In some places, that tipping point has already arrived. In California’s highest-risk counties, the wildland urban interface areas, many residents are older, retired, living on fixed incomes — incomes that are being strained as insurance premiums rise.
“That is a classic wildfire victim, the 60 to 90 year old living on Social Security or retirement savings,” Bach said. “All their assets are tied up in their house, and they don’t have the budget to go from $1,000-a-year expense to a $4,000-a-year expense.”
For Pam Hewes, the extra $1,000 a year she now has to pay to insure her home is “really significant,” she said. “I’m retirement age, but I did not retire, thank goodness, because I’m still working and getting Social Security both, so I have a little cushion.”
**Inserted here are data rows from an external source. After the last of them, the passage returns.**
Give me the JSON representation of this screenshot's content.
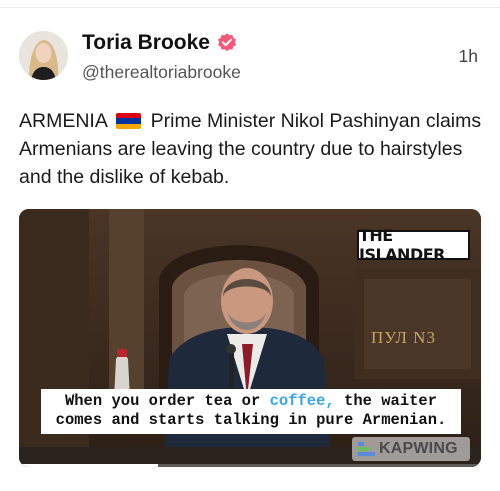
{
  "post": {
    "author": {
      "display_name": "Toria Brooke",
      "handle": "@therealtoriabrooke",
      "verified": true,
      "verified_color": "#f55a7a"
    },
    "timestamp": "1h",
    "text_before_flag": "ARMENIA",
    "flag_icon": "armenia-flag",
    "text_after_flag": "Prime Minister Nikol Pashinyan claims Armenians are leaving the country due to hairstyles and the dislike of kebab."
  },
  "video": {
    "badge": "THE ISLANDER",
    "sign_text": "ПУЛ N3",
    "caption_pre": "When you order tea or ",
    "caption_highlight": "coffee,",
    "caption_post": " the waiter\ncomes and starts talking in pure Armenian.",
    "highlight_color": "#3aa7e8",
    "watermark": "KAPWING",
    "progress": 0.3
  },
  "colors": {
    "flag": [
      "#d90012",
      "#0033a0",
      "#f2a800"
    ]
  }
}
She had planned to retire last summer. Then her husband died, right around the same time she got that non-renewal notice from her insurance company.
“If I had retired last year in July when I planned to, and then my husband died, and there was no income from him, I don’t know what I would do,” she said. “I’m trying to save as much as I can now for the future, because I don’t see it going down.”
Jamye Alexandra is worried, too, about what the future looks like — and what it could cost. She and her husband were ultimately able to get homeowners insurance, through California FAIR, for about $5,500 — nearly double what they had been paying before they got dropped, but well below the $13,000 quote they got on the traditional market. But the experience has made her wary.
“I guess they could just keep raising the prices,” she said. “If you’re having to pay $20,000 or something in the future on fire insurance, it kind of makes living here not something that you could do in the long-term.”
When she and her husband bought their house in Oakland, after years of saving, they thought it was where they would live forever.
“It’s really beautiful. We have all these trees, and you’re so close to town… but at the same time, when you’re at the house you feel like you’re in the woods. And it’s awesome, we love it,” Alexandra said. “But now I’m not so sure. Because of the insurance and just all the fires, I just am doubting how much we should be living in California.”